PT lança Lula pela última vez ao Planalto tentando “vender futuro” | Blogs | CNN Brasil

O PT realiza, na manhã deste domingo (2), a convenção que vai oficializar a última campanha de Luiz Inácio Lula da Silva, de 80 anos, à Presidência da República.

Junto com o lançamento vem o receio da cúpula do Partido dos Trabalhadores de que haja interferência externa no processo eleitoral por parte do presidente dos Estados Unidos, Donald Trump, e a tentativa da campanha de ajustar o discurso para algo mais próximo da realidade da população.

A linha que marcou a primeira campanha à reeleição de Lula, vinte anos atrás, conduzida pelo publicitário João Santana, de um “Brasil grande” graças ao PT, dará lugar a uma campanha “realista”, que reconhece as dificuldades existentes. Afinal, números de diversas pesquisas apontam alta rejeição do governo Lula 3 e desaprovação ao candidato.

Os petistas temem apresentar ao eleitor um país que não é visto nas ruas pelo eleitorado. A ideia é exibir uma versão de que o governo Lula 3 pegou um país destruído pelo antecessor Jair Bolsonaro (PL) e deu início a um processo de reconstrução, ainda em curso, que deve se consolidar em um eventual Lula 4 — as propostas que estão sendo debatidas no programa de governo dialogam com essa ideia-força.

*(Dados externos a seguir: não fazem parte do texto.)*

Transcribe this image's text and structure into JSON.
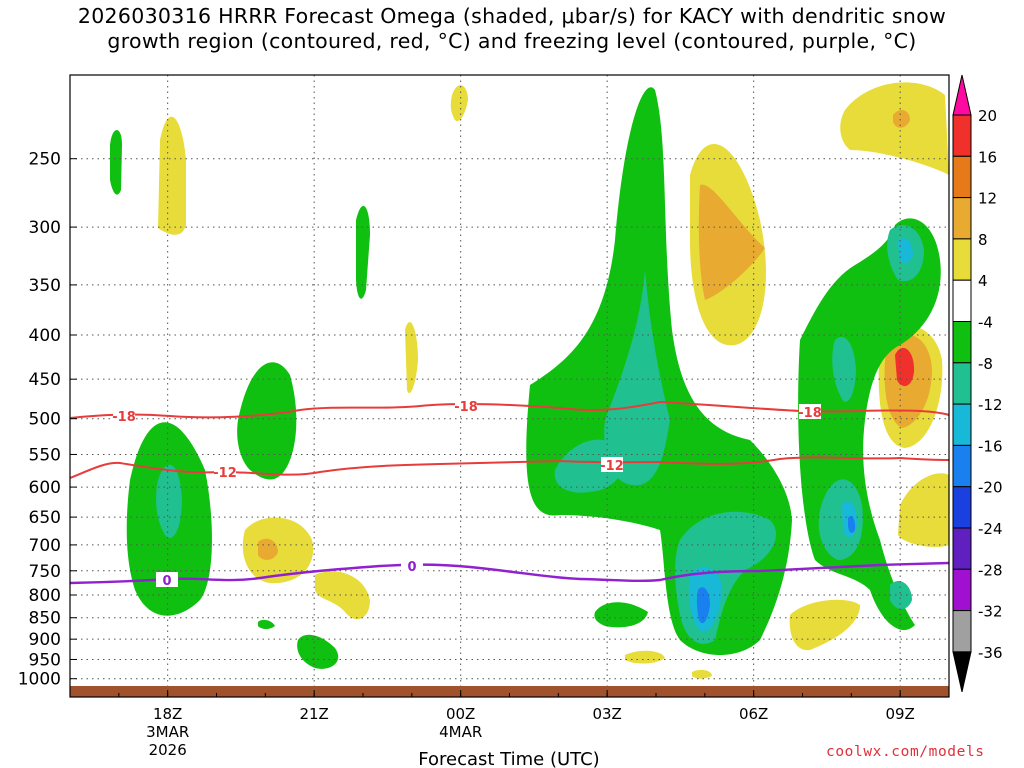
{
  "title_line1": "2026030316 HRRR Forecast Omega (shaded, μbar/s) for KACY with dendritic snow",
  "title_line2": "growth region (contoured, red, °C) and freezing level (contoured, purple, °C)",
  "credit": "coolwx.com/models",
  "chart_data": {
    "type": "heatmap",
    "xlabel": "Forecast Time (UTC)",
    "ylabel": "",
    "x_ticks": [
      {
        "label": "18Z",
        "sub1": "3MAR",
        "sub2": "2026",
        "hour": 2
      },
      {
        "label": "21Z",
        "sub1": "",
        "sub2": "",
        "hour": 5
      },
      {
        "label": "00Z",
        "sub1": "4MAR",
        "sub2": "",
        "hour": 8
      },
      {
        "label": "03Z",
        "sub1": "",
        "sub2": "",
        "hour": 11
      },
      {
        "label": "06Z",
        "sub1": "",
        "sub2": "",
        "hour": 14
      },
      {
        "label": "09Z",
        "sub1": "",
        "sub2": "",
        "hour": 17
      }
    ],
    "xlim_hours": [
      0,
      18
    ],
    "y_ticks": [
      "250",
      "300",
      "350",
      "400",
      "450",
      "500",
      "550",
      "600",
      "650",
      "700",
      "750",
      "800",
      "850",
      "900",
      "950",
      "1000"
    ],
    "ylim": [
      1050,
      200
    ],
    "y_scale": "log-pressure",
    "colorbar": {
      "labels": [
        "20",
        "16",
        "12",
        "8",
        "4",
        "-4",
        "-8",
        "-12",
        "-16",
        "-20",
        "-24",
        "-28",
        "-32",
        "-36"
      ],
      "colors": [
        "#ff0aa0",
        "#f0302a",
        "#e67a1a",
        "#e8aa30",
        "#e8dc3a",
        "#ffffff",
        "#10c010",
        "#20c090",
        "#18b8d8",
        "#1a80f0",
        "#1a40e0",
        "#6020c0",
        "#a010d0",
        "#a0a0a0",
        "#000000"
      ]
    },
    "contours": [
      {
        "name": "-18",
        "color": "#e83c3c"
      },
      {
        "name": "-12",
        "color": "#e83c3c"
      },
      {
        "name": "0",
        "color": "#9020d0"
      }
    ],
    "grid": true
  }
}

No campo social, por exemplo, a defesa da universalização das escolas em tempo integral é vista como uma das grandes novidades. Na economia, a forma como o país vai lidar com minerais críticos e terras raras também é um foco de atenção. O país tem a segunda maior reserva do mundo desses minerais, o que tem despertado o interesse das grandes potências mundiais.

Na economia, a defesa tem sido a requalificação do gasto público, visando melhorias das políticas públicas, e a ideia de mecanismos de controle de gastos, o que ainda desperta desconfiança entre os agentes econômicos, já que o governo Lula fez crescer a relação dívida/PIB de 71% para 81%.

A CNN mostrou na semana passada como a equipe econômica tem apresentado essa ideia ao mercado, com uma ala “liberal” do PT tentando impor controle de gastos em um eventual Lula 4.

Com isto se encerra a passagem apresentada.